Üç filmde de yapılan kanuni işler lüks araba satıcılığı ve inşaat işlerinden ibaret. İnşaat da devlet ihaleleri ve lüks konutla sınırlı. Satılan arabalar da, süper lüks arabalar. (Neden acaba?)
Filmde uyuşturucu kullanmak (genelde yanlışlıkla alınıp, komik durumlara sebep oluyor) değil de ticareti yaygın. Adam öldürme, hırsızlık ve dolandırıcılık, sıradan olmadan da öte, komiklik unsuru. O kadar cinayet işleniyor, canlı bomba bile patlıyor ama tutuklanan pek az, tutuklansa da bir şekilde kendilerini kurtarıyorlar.

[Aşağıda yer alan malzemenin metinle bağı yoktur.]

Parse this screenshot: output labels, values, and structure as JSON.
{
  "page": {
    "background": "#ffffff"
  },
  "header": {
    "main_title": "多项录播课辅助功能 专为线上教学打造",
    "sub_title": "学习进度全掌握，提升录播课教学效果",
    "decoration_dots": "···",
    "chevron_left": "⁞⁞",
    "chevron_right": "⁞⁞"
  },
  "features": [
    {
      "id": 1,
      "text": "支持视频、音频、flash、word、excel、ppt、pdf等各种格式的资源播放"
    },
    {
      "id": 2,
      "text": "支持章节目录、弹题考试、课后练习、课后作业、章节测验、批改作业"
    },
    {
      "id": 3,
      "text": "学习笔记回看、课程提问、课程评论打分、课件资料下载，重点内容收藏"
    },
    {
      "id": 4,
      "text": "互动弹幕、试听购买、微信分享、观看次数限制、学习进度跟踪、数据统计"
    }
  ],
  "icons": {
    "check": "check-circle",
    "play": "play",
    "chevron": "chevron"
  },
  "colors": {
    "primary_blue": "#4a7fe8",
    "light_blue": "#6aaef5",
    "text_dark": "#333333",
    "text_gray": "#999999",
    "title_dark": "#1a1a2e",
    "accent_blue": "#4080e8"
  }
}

Filmlerde en çok gözüme batan şeyse, kahramanların hainliği, sürekli birbirlerini dolandırıp, kandırmaları oldu. Öyle ki üçüncü filmde, olayların merkezinde bulunan ve dış ses olarak da konuşan Özgür karakteri, tüm arkadaşlarına ihanet edip, önceki filmde kendisine ihanet edip, boşanmasına sebep olan Sabri'nin paralarını çalıyor. Ardından karısını ve kızını da arkadaşları gibi geride bırakıp, Hollanda'ya gidiyor. Filmde bir tane bile dürüst kişi yok. Hırsızın, hırsıza itimadı kalmamış. Görünüşte çok iyi arkadaşlar ama hep birbirlerinin zayıflığından faydalanma çabası içindeler.

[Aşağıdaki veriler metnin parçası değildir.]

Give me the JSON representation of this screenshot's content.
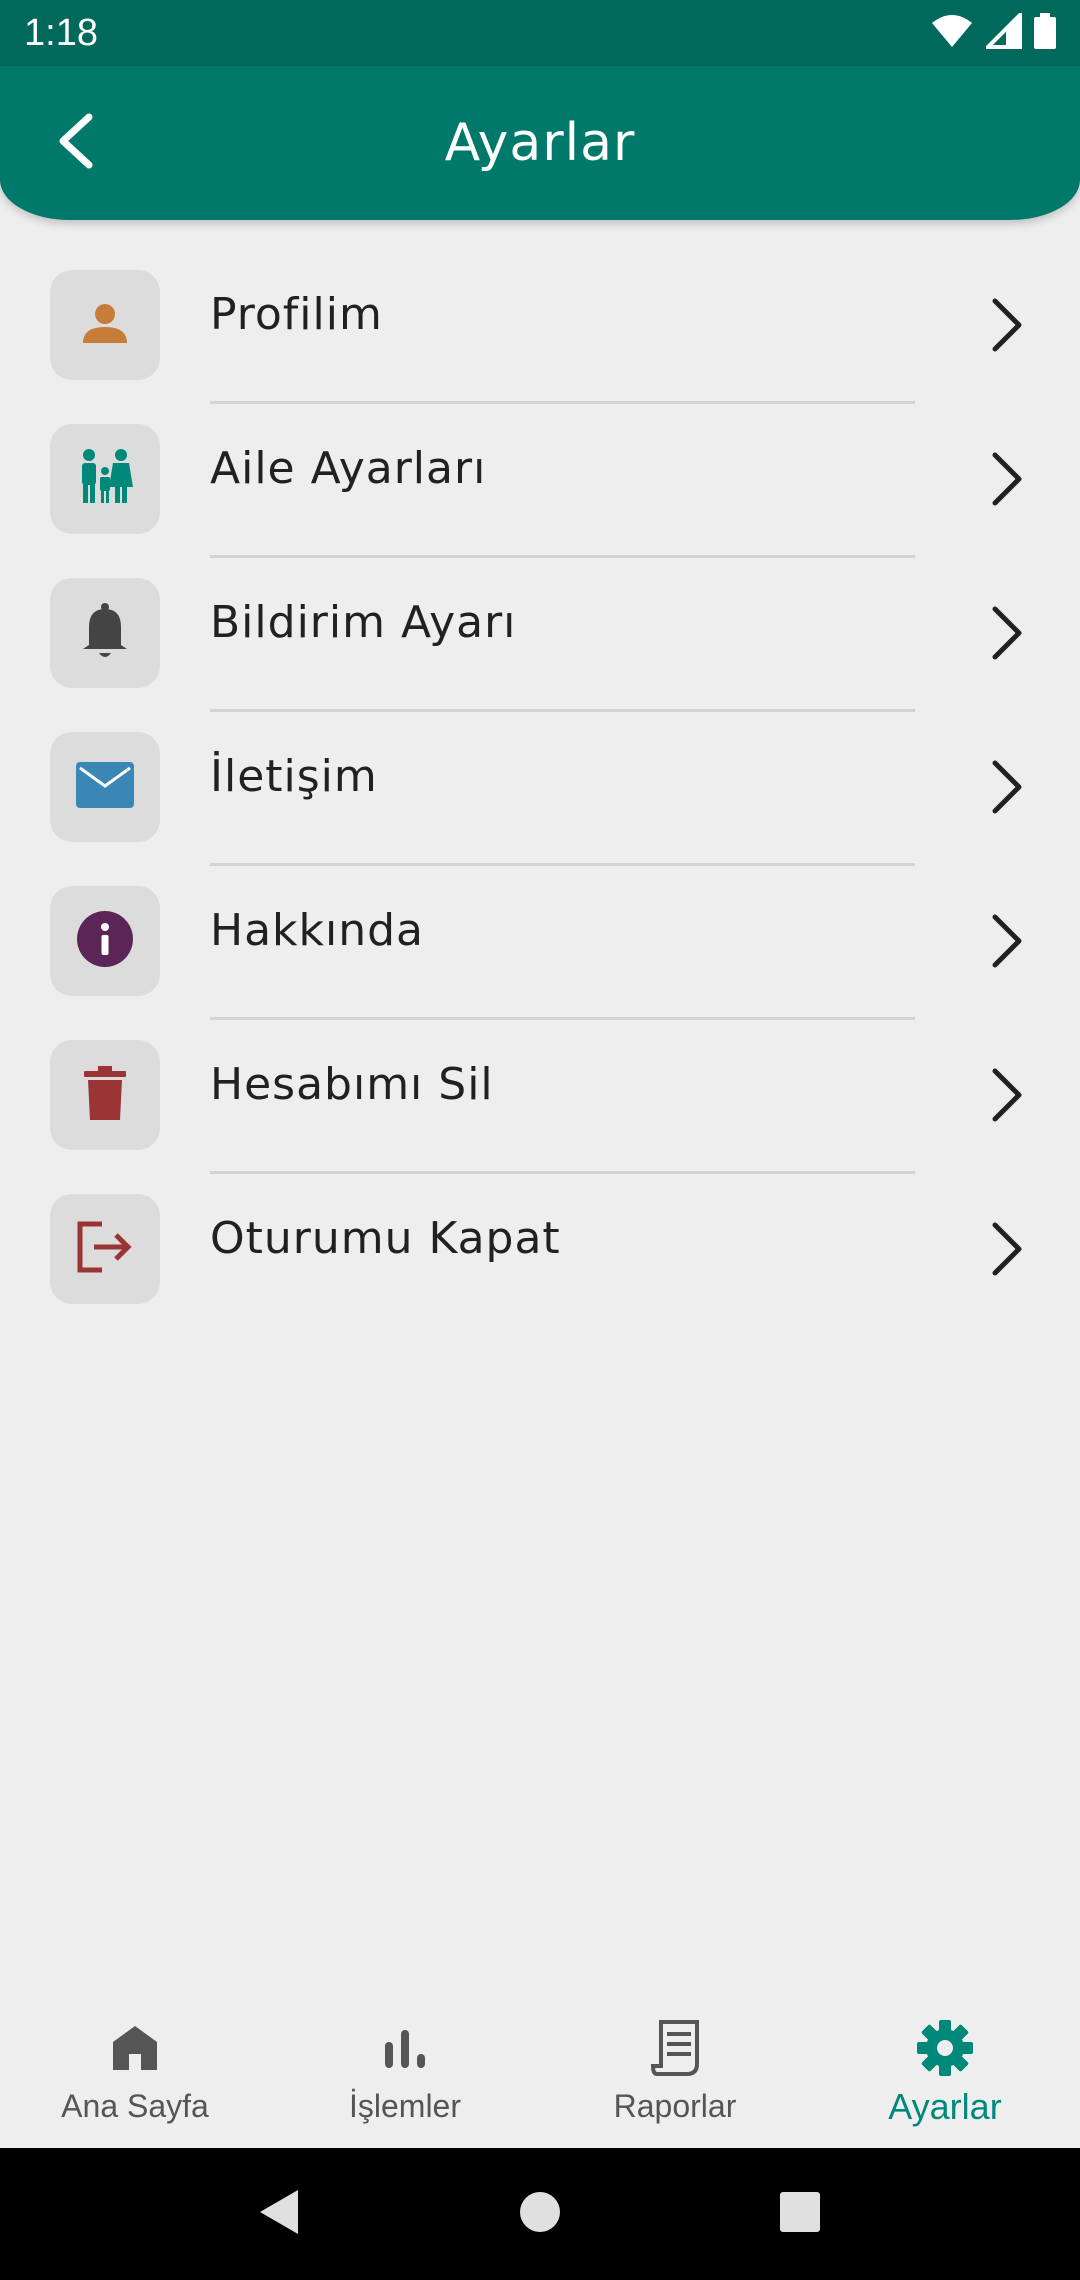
{
  "status_bar": {
    "time": "1:18",
    "icons": [
      "wifi-icon",
      "signal-icon",
      "battery-icon"
    ]
  },
  "app_bar": {
    "title": "Ayarlar",
    "back_icon": "chevron-left-icon"
  },
  "menu": {
    "items": [
      {
        "label": "Profilim",
        "icon": "person-icon",
        "icon_color": "#c77d3a"
      },
      {
        "label": "Aile Ayarları",
        "icon": "family-icon",
        "icon_color": "#00897b"
      },
      {
        "label": "Bildirim Ayarı",
        "icon": "bell-icon",
        "icon_color": "#444444"
      },
      {
        "label": "İletişim",
        "icon": "mail-icon",
        "icon_color": "#3a87b5"
      },
      {
        "label": "Hakkında",
        "icon": "info-icon",
        "icon_color": "#5b2557"
      },
      {
        "label": "Hesabımı Sil",
        "icon": "trash-icon",
        "icon_color": "#9b3535"
      },
      {
        "label": "Oturumu Kapat",
        "icon": "logout-icon",
        "icon_color": "#9b3535"
      }
    ]
  },
  "bottom_nav": {
    "items": [
      {
        "label": "Ana Sayfa",
        "icon": "home-icon",
        "active": false
      },
      {
        "label": "İşlemler",
        "icon": "bar-chart-icon",
        "active": false
      },
      {
        "label": "Raporlar",
        "icon": "receipt-icon",
        "active": false
      },
      {
        "label": "Ayarlar",
        "icon": "gear-icon",
        "active": true
      }
    ],
    "active_color": "#00897b"
  },
  "colors": {
    "primary": "#00796b",
    "status_bar": "#00695c",
    "background": "#eeeeee"
  }
}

Film serisini izlememe bir sebep de oyuncuların ara ara film karakteri gibi davranmaları. Ganyotçu, Atatürk'e söverken tam bir Ganyotçu gibi davrandı. Son filmdeki başkan rolünü oynayan oyuncu da, başkan gibi(Başkan da şu günlerde muhalefet partisini tehdit eden mafya liderinin aynısı. Sazan Sarmalı filminde de bir ara duş alma tehditleri savunan bir mafya liderinin aynısı vardı.) milleti tehdit edip, film dünyasından kovulmuştu. Aydemir Akbaş yılların oyuncusu ama filmde de, gerçek hayatta da 1975-80 dönemi filmlerde oynadığı gibi davranıyor. En son Onedio'da Şafak Sezer'in evi, Özgür'ün evi aynısı haberin görünce, filmi izlemeye karar verdim.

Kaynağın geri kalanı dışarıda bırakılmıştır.